The analysis by the National Institute of Standards and Technology delved into the cybersecurity risks posed to AI systems, particularly amidst mounting apprehensions regarding the security and dependability of generative AI in light of the upcoming 2024 election cycle.
Alina Oprea, a professor at Northeastern University and co-author of the study, emphasized that these attacks are relatively straightforward to execute, necessitating only minimal familiarity with the AI system and limited adversarial capabilities. For instance, poisoning attacks can be initiated by manipulating a small number of training samples, constituting a tiny fraction of the overall training dataset.
By corrupting AI systems utilized in news aggregation or social media platforms, adversaries could effectively disseminate misinformation or propaganda, as highlighted by Eyal Benishti, the CEO of cybersecurity firm Ironscales, in an interview unrelated to the report.
Furthermore, adversaries could compromise AI systems to generate unreliable or detrimental outcomes, eroding trust in these systems. This could have severe repercussions in critical domains such as finance, healthcare, or government services.
AI systems, ranging from autonomous vehicles to medical diagnostics and chatbots, are increasingly integrated into our daily routines. These systems acquire their functionalities through the analysis of extensive datasets. For instance, self-driving cars are trained using images of roads and traffic signals, while chatbots leverage vast datasets of online dialogues to formulate appropriate responses in diverse scenarios.
Nonetheless, the integrity of the data employed to train these AI systems is a significant point of concern. Often sourced from websites and user interactions, this data is vulnerable to manipulation by malicious entities.
This risk persists during the initial training phase of AI as well as during its ongoing adaptation and learning from real-world interactions. Such interference can lead to undesired AI behaviors; for example, inundating chatbots with malicious data may increase the likelihood of generating erroneous responses.

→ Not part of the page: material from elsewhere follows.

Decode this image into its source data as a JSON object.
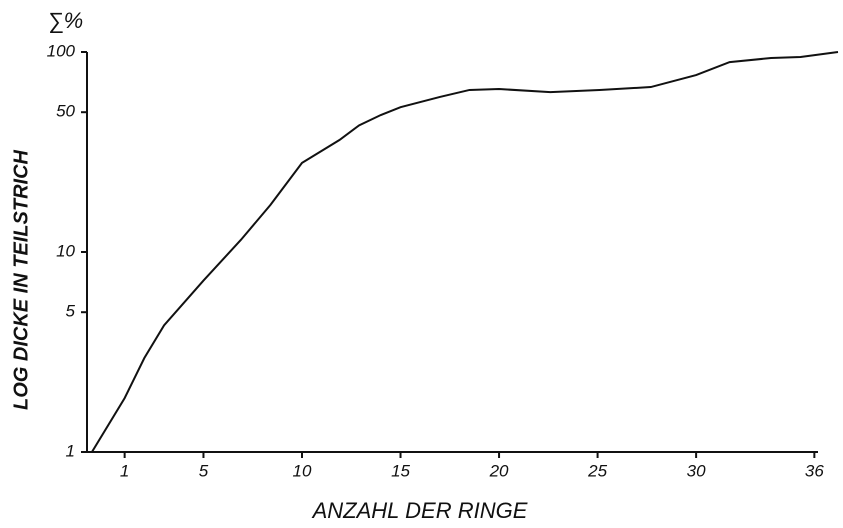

Even minor undetectable inaccuracies deliberately introduced during the model’s training can disrupt calculations or projections, cautioned Arti Raman, the CEO of Portal26. Intentionally training the model inadequately for minor tasks could significantly alter outcomes. Large datasets containing intentionally erroneous information could cause even more harm, albeit being relatively easier to identify.
This underscores the potential chaos that malicious individuals or state actors could incite by injecting false information and data into the AI programs of foreign entities or political adversaries, potentially resulting in catastrophic or even fatal consequences across defense systems, response mechanisms, communications, workflows, supply chains, finance, and other critical areas.
Safeguarding AI Against Corrupt Data
Mitigating data poisoning attacks poses a formidable challenge, experts contend. Many defense strategies against these attacks rely on extensive language models that serve as pre-filters for prompts, observed Jason Keirstead, the vice president of Collective Threat Defense at Cyware.
He further stressed the importance of verifying the authenticity of AI outputs by referring back to the original sources before proceeding with publication or assessment if concerns arise regarding their validity. The quality of the training data is paramount, yet solving this issue is complex due to the vast amount of information required to train these models effectively.
Nicole Carignan, the vice president of Strategic Cyber AI at Darktrace, emphasized the necessity of embedding AI security measures throughout every stage of an AI system’s development and implementation. Organizations should establish red teaming plans to evaluate models, access points, APIs, and vulnerabilities in training data.
Additional considerations encompass enhancing data storage security, enforcing data privacy controls, implementing access controls for data and models, defining security policies for AI interactions, deploying technology to detect and respond to policy breaches, and devising strategies for continuous Testing, Evaluation, Verification, and Validation (TEV and V).
“Comprehending the evolving threat landscape and the tactics adversaries employ to manipulate AI is crucial for defenders to assess these scenarios against their own models effectively and secure their AI systems,” Carignan added.